頭の横には停止しそこねて大音量でラップを歌う「パラッパラッパー」の目覚まし時計が一緒に転がっていた。
「(゜ρ゜)・・・・夢かよっ
」
思わず独り言なんぞを呟きながら、大人しくなったパラッパを小脇に抱えてのそりとベッドに腰かける。
いつの間に寝てたんだろうか。
でも、念のためアラームセットしといて良かった![]()
違う時代を生きた貴方に、
直接伝える事は出来ないけれど・・・
「晋作さん、お誕生日おめでとう
」
Fin.
゚・*:.。..。.:*・゚゚・*:.。
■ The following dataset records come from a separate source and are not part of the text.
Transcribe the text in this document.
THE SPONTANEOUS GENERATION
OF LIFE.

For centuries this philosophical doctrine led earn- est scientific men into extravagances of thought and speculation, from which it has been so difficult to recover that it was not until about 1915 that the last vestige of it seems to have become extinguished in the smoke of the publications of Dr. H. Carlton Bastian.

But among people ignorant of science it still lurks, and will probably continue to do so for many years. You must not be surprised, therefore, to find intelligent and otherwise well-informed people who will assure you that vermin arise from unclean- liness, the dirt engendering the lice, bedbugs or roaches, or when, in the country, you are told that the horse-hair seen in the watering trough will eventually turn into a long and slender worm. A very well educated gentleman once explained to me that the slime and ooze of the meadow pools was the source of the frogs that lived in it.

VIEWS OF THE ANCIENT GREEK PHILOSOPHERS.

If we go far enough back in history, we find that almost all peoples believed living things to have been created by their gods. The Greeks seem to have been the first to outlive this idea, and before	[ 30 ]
..。.:*・゚ ゚・*:.。..。.:*・゚゚・*:.。..。.:*・゚
(これは一体・・・・どう云う事だ。)
坂本からの伝達を聞いて、俺はとある宿に来ていた。
つい、いつもの癖で窓側から来てしまったが、状況を把握する為には丁度良かったようだ。
「じゃあ、最後のとこだけ、も1回行きますよ~!
はーぴばーすでーとぅーゆー↓で、桝屋どのだけは、ゆー↑って上がって下さいね!」
一見、座敷童かと思ったが、童なのは身の丈と着物だけのこの・・女。
先程からまじないのようなものを唱えているようだが、祈祷師だろうか。
もしくは呪術の類か・・・
3人共何の抵抗も見せず一緒に唱えているところを見ると、既に何かの術にかけられているのかもしれない。
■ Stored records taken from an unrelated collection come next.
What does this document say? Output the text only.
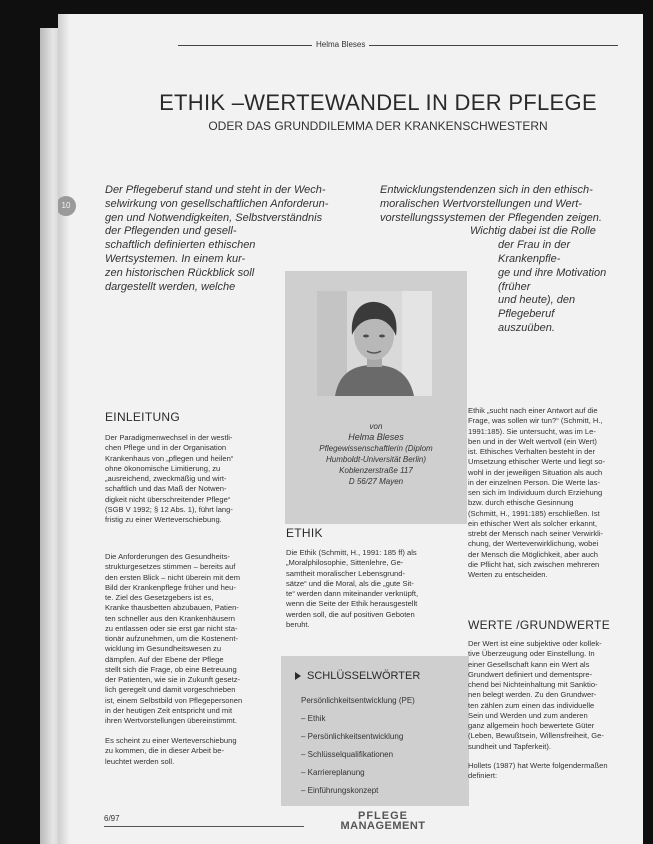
Helma Bleses
ETHIK –WERTEWANDEL IN DER PFLEGE
ODER DAS GRUNDDILEMMA DER KRANKENSCHWESTERN
10
Der Pflegeberuf stand und steht in der Wech-
selwirkung von gesellschaftlichen Anforderun-
gen und Notwendigkeiten, Selbstverständnis
der Pflegenden und gesell-
schaftlich definierten ethischen
Wertsystemen. In einem kur-
zen historischen Rückblick soll
dargestellt werden, welche
Entwicklungstendenzen sich in den ethisch-
moralischen Wertvorstellungen und Wert-
vorstellungssystemen der Pflegenden zeigen.
Wichtig dabei ist die Rolle
der Frau in der Krankenpfle-
ge und ihre Motivation (früher
und heute), den Pflegeberuf
auszuüben.
von
Helma Bleses
Pflegewissenschaftlerin (Diplom
Humboldt-Universität Berlin)
Koblenzerstraße 117
D 56/27 Mayen
EINLEITUNG
Der Paradigmenwechsel in der westli-
chen Pflege und in der Organisation
Krankenhaus von „pflegen und heilen“
ohne ökonomische Limitierung, zu
„ausreichend, zweckmäßig und wirt-
schaftlich und das Maß der Notwen-
digkeit nicht überschreitender Pflege“
(SGB V 1992; § 12 Abs. 1), führt lang-
fristig zu einer Werteverschiebung.
Die Anforderungen des Gesundheits-
strukturgesetzes stimmen – bereits auf
den ersten Blick – nicht überein mit dem
Bild der Krankenpflege früher und heu-
te. Ziel des Gesetzgebers ist es,
Kranke thausbetten abzubauen, Patien-
ten schneller aus den Krankenhäusern
zu entlassen oder sie erst gar nicht sta-
tionär aufzunehmen, um die Kostenent-
wicklung im Gesundheitswesen zu
dämpfen. Auf der Ebene der Pflege
stellt sich die Frage, ob eine Betreuung
der Patienten, wie sie in Zukunft gesetz-
lich geregelt und damit vorgeschrieben
ist, einem Selbstbild von Pflegepersonen
in der heutigen Zeit entspricht und mit
ihren Wertvorstellungen übereinstimmt.
Es scheint zu einer Werteverschiebung
zu kommen, die in dieser Arbeit be-
leuchtet werden soll.
ETHIK
Die Ethik (Schmitt, H., 1991: 185 ff) als
„Moralphilosophie, Sittenlehre, Ge-
samtheit moralischer Lebensgrund-
sätze“ und die Moral, als die „gute Sit-
te“ werden dann miteinander verknüpft,
wenn die Seite der Ethik herausgestellt
werden soll, die auf positiven Geboten
beruht.
SCHLÜSSELWÖRTER
Persönlichkeitsentwicklung (PE)
– Ethik
– Persönlichkeitsentwicklung
– Schlüsselqualifikationen
– Karriereplanung
– Einführungskonzept
Ethik „sucht nach einer Antwort auf die
Frage, was sollen wir tun?“ (Schmitt, H.,
1991:185). Sie untersucht, was im Le-
ben und in der Welt wertvoll (ein Wert)
ist. Ethisches Verhalten besteht in der
Umsetzung ethischer Werte und liegt so-
wohl in der jeweiligen Situation als auch
in der einzelnen Person. Die Werte las-
sen sich im Individuum durch Erziehung
bzw. durch ethische Gesinnung
(Schmitt, H., 1991:185) erschließen. Ist
ein ethischer Wert als solcher erkannt,
strebt der Mensch nach seiner Verwirkli-
chung, der Werteverwirklichung, wobei
der Mensch die Möglichkeit, aber auch
die Pflicht hat, sich zwischen mehreren
Werten zu entscheiden.
WERTE /GRUNDWERTE
Der Wert ist eine subjektive oder kollek-
tive Überzeugung oder Einstellung. In
einer Gesellschaft kann ein Wert als
Grundwert definiert und dementspre-
chend bei Nichteinhaltung mit Sanktio-
nen belegt werden. Zu den Grundwer-
ten zählen zum einen das individuelle
Sein und Werden und zum anderen
ganz allgemein hoch bewertete Güter
(Leben, Bewußtsein, Willensfreiheit, Ge-
sundheit und Tapferkeit).
Hollets (1987) hat Werte folgendermaßen
definiert:
6/97	PFLEGE
MANAGEMENT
かろうじて結城にだけは多少抵抗している感が伺えるが・・・
奇抜な変装を強いられ、坂本に至っては大砲まで担がされている。
結城が抱えている瓢箪型の土の塊のようなものはおそらく爆薬だろう。
この呪術師、3人を操って何処かに焼き討ちでも仕掛けるつもりなのか?
そこに俺まで加えようと云う魂胆か。
(ふん。何処の回し者か知らんが・・・)
まじないを唱え終えた呪術師が、
「どっこいしょ」と言いながら窓枠に腰を下ろした。
(今だ!)
背後から襟を掴もうとした刹那。
「ピピピピピピ!!!」
坂本から預かっていた小箱が大きな音を立てた。
「やかましいっ!」
袂から小箱を取り出し、階下へと叩きつける。
すぐさま空を切った掌の先に向き直ったが、そこに呪術師の姿は無く、
部屋に居たのは唖然とした表情の古高・坂本・結城の3人だけだった。
そして暫くの沈黙の後、疲れ切った様子の結城がぽつりと言った。